Aspects of the Hypermultiplet Moduli Space in String Duality
Paul S. Aspinwall
TL;DR
The paper investigates how the hypermultiplet moduli spaces of type IIA (or F-theory) on a Calabi–Yau threefold and heterotic strings on a K3 surface times a torus map into one another, focusing on the integral structures given by $H^3(X,\mathbb{Z})$ and $H^2(S_H,\mathbb{Z})$ and bundle data. By performing a stable degeneration, it decomposes the degeneration of the Calabi–Yau into two pieces whose Ramond–Ramond moduli split into three tori, corresponding to the heterotic K3 data and the two $E_8$-bundle sectors, with a transcendental lattice $M$ encoding the B-field.
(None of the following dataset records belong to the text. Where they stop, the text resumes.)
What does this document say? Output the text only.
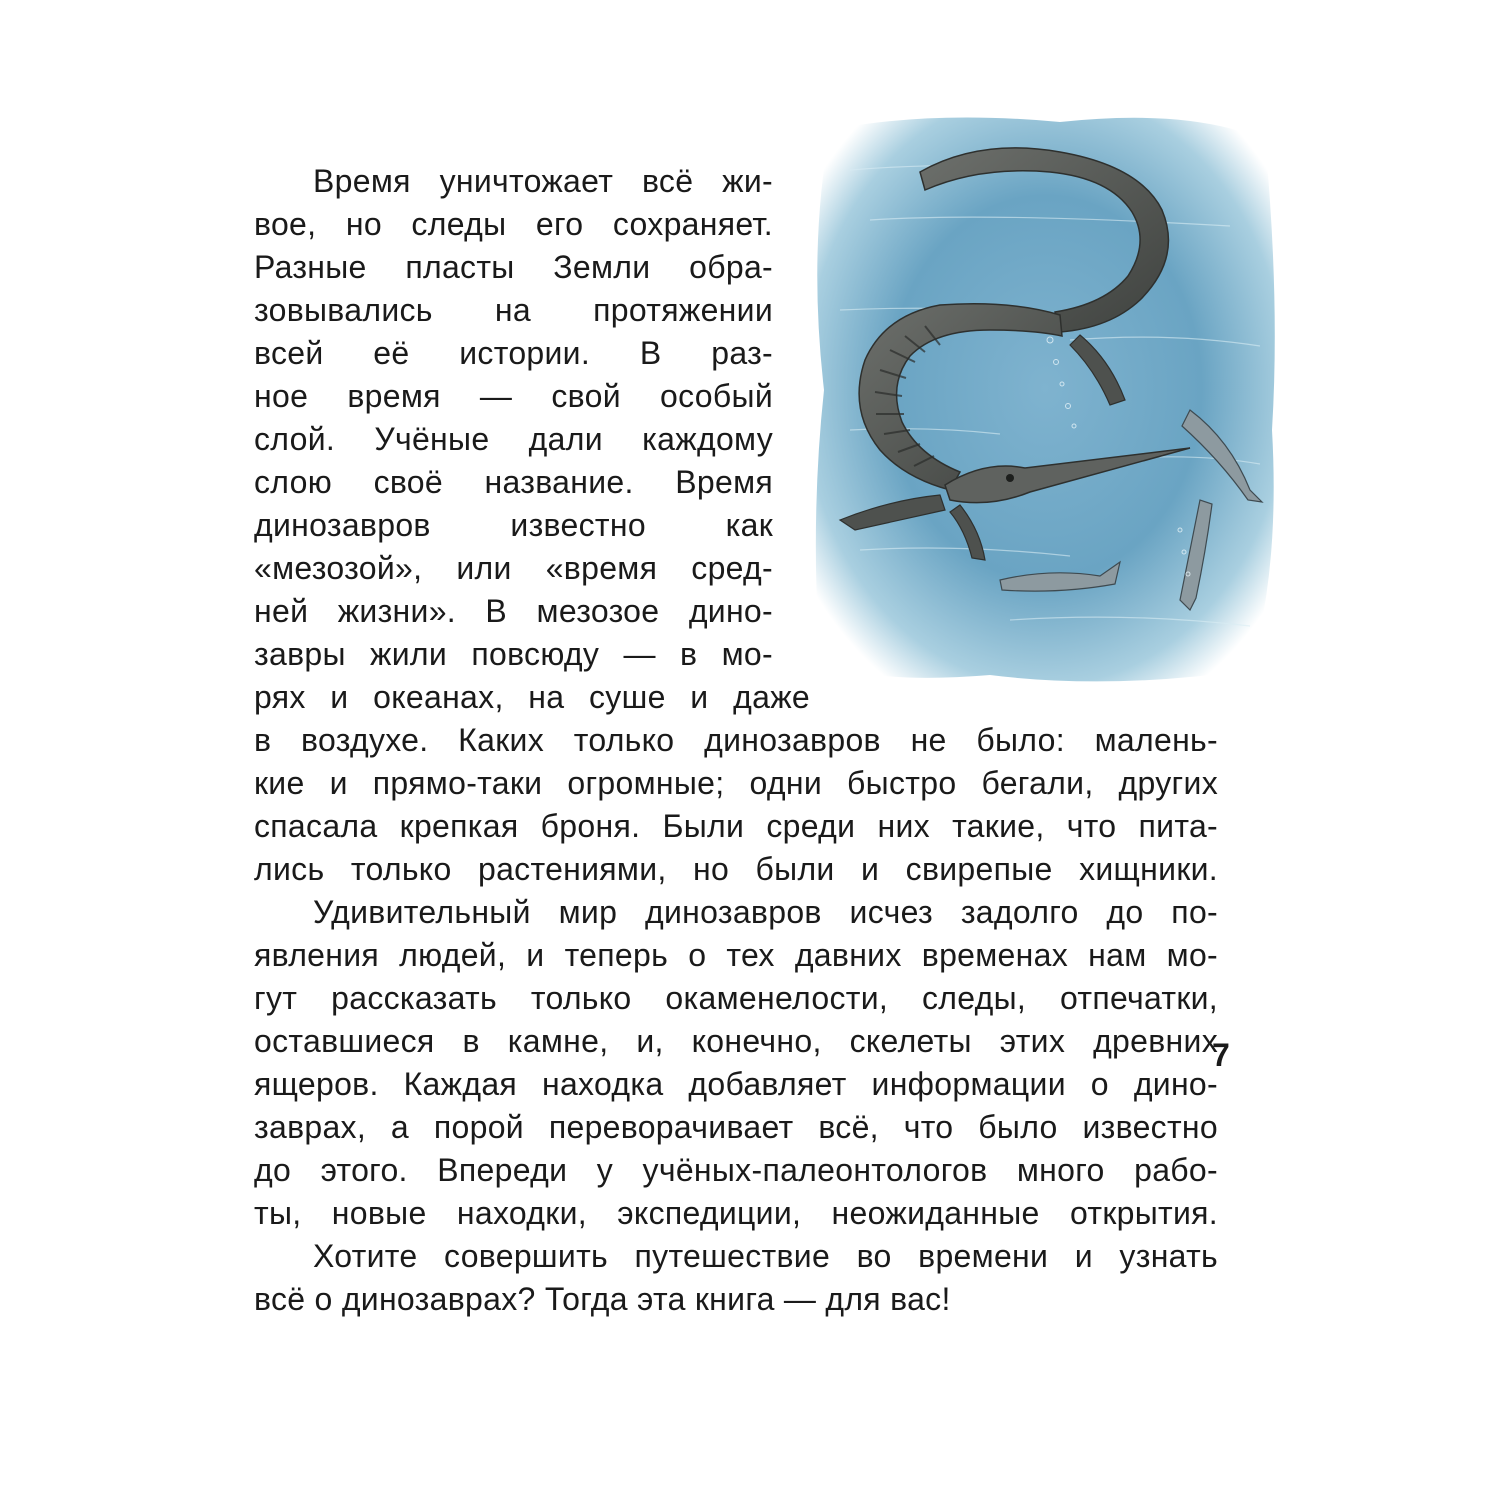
Время уничтожает всё жи-
вое, но следы его сохраняет.
Разные пласты Земли обра-
зовывались на протяжении
всей её истории. В раз-
ное время — свой особый
слой. Учёные дали каждому
слою своё название. Время
динозавров известно как
«мезозой», или «время сред-
ней жизни». В мезозое дино-
завры жили повсюду — в мо-
рях и океанах, на суше и даже
в воздухе. Каких только динозавров не было: малень-
кие и прямо-таки огромные; одни быстро бегали, других
спасала крепкая броня. Были среди них такие, что пита-
лись только растениями, но были и свирепые хищники.
Удивительный мир динозавров исчез задолго до по-
явления людей, и теперь о тех давних временах нам мо-
гут рассказать только окаменелости, следы, отпечатки,
оставшиеся в камне, и, конечно, скелеты этих древних
ящеров. Каждая находка добавляет информации о дино-
заврах, а порой переворачивает всё, что было известно
до этого. Впереди у учёных-палеонтологов много рабо-
ты, новые находки, экспедиции, неожиданные открытия.
Хотите совершить путешествие во времени и узнать
всё о динозаврах? Тогда эта книга — для вас!
7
The bundle moduli are then described in terms of the Mordell–Weil group and spectral data on rational elliptic surfaces, yielding concrete realizations for SU(2) and $G_2$ structure groups via spectral curves and cameral covers, including Prym constructions. The authors argue that the boundary map equates the threefold and heterotic moduli in a precise lattice–Hodge–structure sense, providing a richer analogue of mirror symmetry and offering a framework to probe nonperturbative effects in both theories. This leads to a refined picture in which the Calabi–Yau and bundle data are encoded in lower-dimensional geometric objects, clarifying how duality acts at the boundary of the moduli space and guiding further explorations of nonperturbative string dynamics.
Abstract
A type IIA string (or F-theory) compactified on a Calabi-Yau threefold is believed to be dual to a heterotic string on a K3 surface times a 2-torus (or on a K3 surface). We consider how the resulting moduli space of hypermultiplets is identified between these two pictures in the case of the E8xE8 heterotic string. As examples we discuss SU(2)-bundles and G2-bundles on the K3 surface and the case of point-like instantons. We are lead to a rather beautiful identification between the integral cohomology of the Calabi-Yau threefold and some integral structures on the heterotic side somewhat reminiscent of mirror symmetry. We discuss the consequences for probing nonperturbative effects in the both the type IIA string and the heterotic string.